Cour de cassation, 2ème chambre civile, 20 janvier 2022 — n° 20-14.537
Exposé du litige
Faits et procédure
1. Selon l'ordonnance attaquée, rendue par le premier président d'une cour d'appel (Douai, 27 janvier 2020), la société Mahout est bénéficiaire d'un arrêt rendu le 20 décembre 2018 par une cour d'appel, qui a jugé nulle pour dol une vente immobilière conclue en novembre 2015 entre cette société et la Communauté de communes du [Localité 4] et du [Localité 3].
2. Par acte du 17 janvier 2019 comportant commandement de payer une certaine somme en principal, frais et intérêts, M. [W], huissier de justice, a signifié l'arrêt à la Communauté de communes.

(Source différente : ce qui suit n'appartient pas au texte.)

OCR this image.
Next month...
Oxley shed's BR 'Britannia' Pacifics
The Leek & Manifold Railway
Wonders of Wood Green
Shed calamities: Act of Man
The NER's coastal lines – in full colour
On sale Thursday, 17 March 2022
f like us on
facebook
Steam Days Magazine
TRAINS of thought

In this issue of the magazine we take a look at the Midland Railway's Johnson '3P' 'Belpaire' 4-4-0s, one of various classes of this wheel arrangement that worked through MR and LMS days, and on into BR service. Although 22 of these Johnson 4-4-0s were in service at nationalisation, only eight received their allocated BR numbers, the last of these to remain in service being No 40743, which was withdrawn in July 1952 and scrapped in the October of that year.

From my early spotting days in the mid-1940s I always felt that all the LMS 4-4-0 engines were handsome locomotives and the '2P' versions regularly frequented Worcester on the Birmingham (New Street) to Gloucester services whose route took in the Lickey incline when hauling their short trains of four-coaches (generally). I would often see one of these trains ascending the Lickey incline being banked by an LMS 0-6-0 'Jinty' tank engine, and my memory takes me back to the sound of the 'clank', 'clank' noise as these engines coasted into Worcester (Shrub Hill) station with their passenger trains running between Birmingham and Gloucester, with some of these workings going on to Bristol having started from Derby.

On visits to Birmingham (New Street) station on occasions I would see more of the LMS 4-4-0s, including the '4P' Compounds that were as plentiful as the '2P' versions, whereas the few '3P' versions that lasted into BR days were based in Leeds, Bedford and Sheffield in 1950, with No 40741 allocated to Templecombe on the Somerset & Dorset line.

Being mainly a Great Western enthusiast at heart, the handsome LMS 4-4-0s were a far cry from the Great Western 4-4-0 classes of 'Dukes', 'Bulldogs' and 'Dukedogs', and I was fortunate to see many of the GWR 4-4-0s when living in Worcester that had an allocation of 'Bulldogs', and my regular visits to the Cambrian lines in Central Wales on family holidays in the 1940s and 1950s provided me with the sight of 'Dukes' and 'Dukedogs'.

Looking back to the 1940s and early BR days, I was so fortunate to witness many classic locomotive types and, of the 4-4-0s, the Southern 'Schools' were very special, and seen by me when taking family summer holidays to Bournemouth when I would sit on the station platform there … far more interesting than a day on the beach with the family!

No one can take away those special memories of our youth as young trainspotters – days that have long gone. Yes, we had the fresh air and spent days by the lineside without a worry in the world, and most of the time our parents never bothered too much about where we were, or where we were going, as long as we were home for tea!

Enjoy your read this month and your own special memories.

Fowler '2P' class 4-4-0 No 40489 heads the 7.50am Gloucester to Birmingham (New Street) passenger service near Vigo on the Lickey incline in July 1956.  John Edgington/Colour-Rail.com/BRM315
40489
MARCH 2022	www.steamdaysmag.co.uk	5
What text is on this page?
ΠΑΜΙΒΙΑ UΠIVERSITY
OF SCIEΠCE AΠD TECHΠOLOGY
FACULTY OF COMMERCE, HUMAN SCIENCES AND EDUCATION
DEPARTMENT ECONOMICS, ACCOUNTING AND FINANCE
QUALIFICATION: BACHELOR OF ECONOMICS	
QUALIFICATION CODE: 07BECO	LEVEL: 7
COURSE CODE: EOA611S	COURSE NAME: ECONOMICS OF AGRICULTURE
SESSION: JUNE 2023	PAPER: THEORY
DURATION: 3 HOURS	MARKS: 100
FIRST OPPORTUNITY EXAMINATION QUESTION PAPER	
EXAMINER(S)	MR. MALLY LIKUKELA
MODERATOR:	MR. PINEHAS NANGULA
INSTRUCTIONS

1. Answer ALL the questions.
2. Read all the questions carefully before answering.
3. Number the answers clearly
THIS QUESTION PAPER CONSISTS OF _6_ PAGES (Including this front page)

M. [W] a conservé une certaine somme au titre des émoluments proportionnels de l'article A 444-32 du code de commerce.
3. Contestant l'application de cet article, la société Mahout a sollicité la vérification des émoluments de M. [W] auprès d'un tribunal d'instance.
Motivations de la décision
Réponse de la Cour
5. Il résulte de l'article A. 444-2 du code de commerce et du tableau n° 129 figurant à l'annexe 4-7 du titre quatrième bis du code de commerce, auquel il renvoie, que le terme de recouvrement implique l'existence d'une démarche, amiable ou judiciaire, en vue de la récupération d'un élément d'actif, en application d'une décision de justice.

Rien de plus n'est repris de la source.